Now I remember why it's hard to maintain silence in the library
Books were my first love. Growing up, I cherished solitude because it gave me the freedom to read without interruption. However, when I became a mother, I discovered I had much less solitude. Uncannily, my daughter could sense whenever I transferred my attention from her to a book, and she didn't like that.
When she still took naps, she'd wake up as soon as I picked up something to read. When she was a toddler, playing happily in the next room, she'd quickly appear to demand my attention no matter how stealthily I turned the pages. To make matters worse, we moved to a small town where the county library was not much bigger than the average living room. My reading life went underground.
After my daughter grew up and left home, I thought of my old dream of studying literature. Finally in a position to pursue it, I enrolled at the local university.

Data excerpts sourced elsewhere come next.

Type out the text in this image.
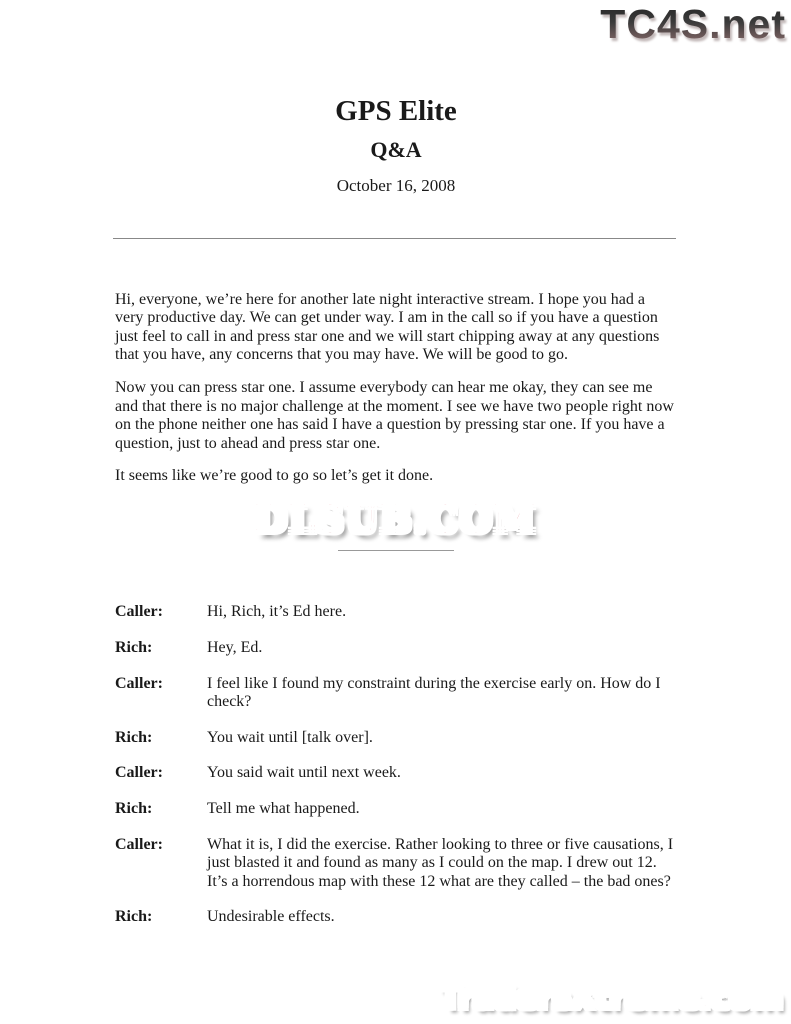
TC4S.net
GPS Elite
Q&A
October 16, 2008

Hi, everyone, we’re here for another late night interactive stream. I hope you had a very productive day. We can get under way. I am in the call so if you have a question just feel to call in and press star one and we will start chipping away at any questions that you have, any concerns that you may have. We will be good to go.

Now you can press star one. I assume everybody can hear me okay, they can see me and that there is no major challenge at the moment. I see we have two people right now on the phone neither one has said I have a question by pressing star one. If you have a question, just to ahead and press star one.

It seems like we’re good to go so let’s get it done.

DLSUB.COM
Caller:	Hi, Rich, it’s Ed here.
Rich:	Hey, Ed.
Caller:	I feel like I found my constraint during the exercise early on. How do I check?
Rich:	You wait until [talk over].
Caller:	You said wait until next week.
Rich:	Tell me what happened.
Caller:	What it is, I did the exercise. Rather looking to three or five causations, I just blasted it and found as many as I could on the map. I drew out 12. It’s a horrendous map with these 12 what are they called – the bad ones?
Rich:	Undesirable effects.
TradersXtreme.com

When I received my library card in the mail, I made plans to visit the next day. I could picture myself walking out to the parking lot with books stacked to my chin. But late that evening, an old friend called and asked me to watch her 3-year-old the following day because the day care was closed. She'd done me many a favor, so I said, "Of course."
Rather than change my plans, I decided I would take Iliana to the library with me. I knew her presence would shorten the time I could spend there, but it would still be fun. Perhaps it would even be a formative experience for her. She would be impressed by those rows and rows of books and the solemn attentiveness of young faces pursuing knowledge and education. Perhaps she would grow up to be a bibliophile like me, or even a famous scholar who would mention me whenever she was interviewed.
My young friend enjoyed the trip up the stairs on my shoulders to the third floor of the library. It was even quieter than usual. There were signs all over the place: Please be quiet. Students are studying for finals.
We stopped at the water fountain at the top of the stairs. It was time to review the arcane customs of libraries. I divulged them in a solemn whisper: "No running, no frolicking, no water spitting. And above all, be very, very quiet. We only whisper in the library. Like thisss. Can you whisssper like thisss?"
Her eyes were round and delighted. "Yesss," she hissed back.
Feeling like a wise priestess, I took my young apprentice by the hand and led her back into the labyrinth of bookshelves. Books, books, books. All displayed according to Dewey's supremely rational and wise dictates.
I stopped at a likely spot, dropped to one knee, and whispered in Iliana's ear, "You look at the books on this shelf for just a few minutes, and I'll look at the books on this shelf up here."
I straightened up and transferred my attention to the row of books in front of me.
Less than a minute had elapsed when I noticed something was wrong. The kid was gone.
"Iliana?" I whispered loudly. No response. I checked out a few aisles to my east, then backtracked and checked out a few aisles to my west. Afraid that she would get farther and farther away if I searched consistently in the wrong direction, I kept up my zigzag dashing back and forth, calling her name in a soft voice, until I hit one end of the library without seeing her.
Just then I heard her. "Martha! Where are you?" she yelled from the opposite end, far away. Heads swiveled curiously.
"I'm coming," I called faintly.
She didn't hear me. "Where are you? Martha! Martha! Come here!" She didn't sound at all frightened, just stridently annoyed that I wasn't still standing at her side where I was supposed to be.
Iliana wasn't difficult to find. When she saw the expression on my face, she could tell I needed to lighten up, so she burst into loud laughter and scampered around the corner. A young man heaved an exasperated sigh. After a brief but merry chase, I caught her and hoisted her back up to my shoulders.
It all came back to me then. I guess I'd glossed over some of the less-than-perfect aspects of motherhood. Taking my daughter to the library when she was little had never given me time to browse for myself. I had to devote myself to her entertainment, or she would fasten herself to my knee and ask me every two minutes if I was ready to go.
Motherhood had seemed so consuming, I was sure I'd never forget any of it. But in retrospect, mothering seems like a tough exam I had to cram for. A lot of the details simply evaporated after I graduated. My daughter is my diploma, of course - a laurel I rest on with pride. But I have a lot of reading to catch up on.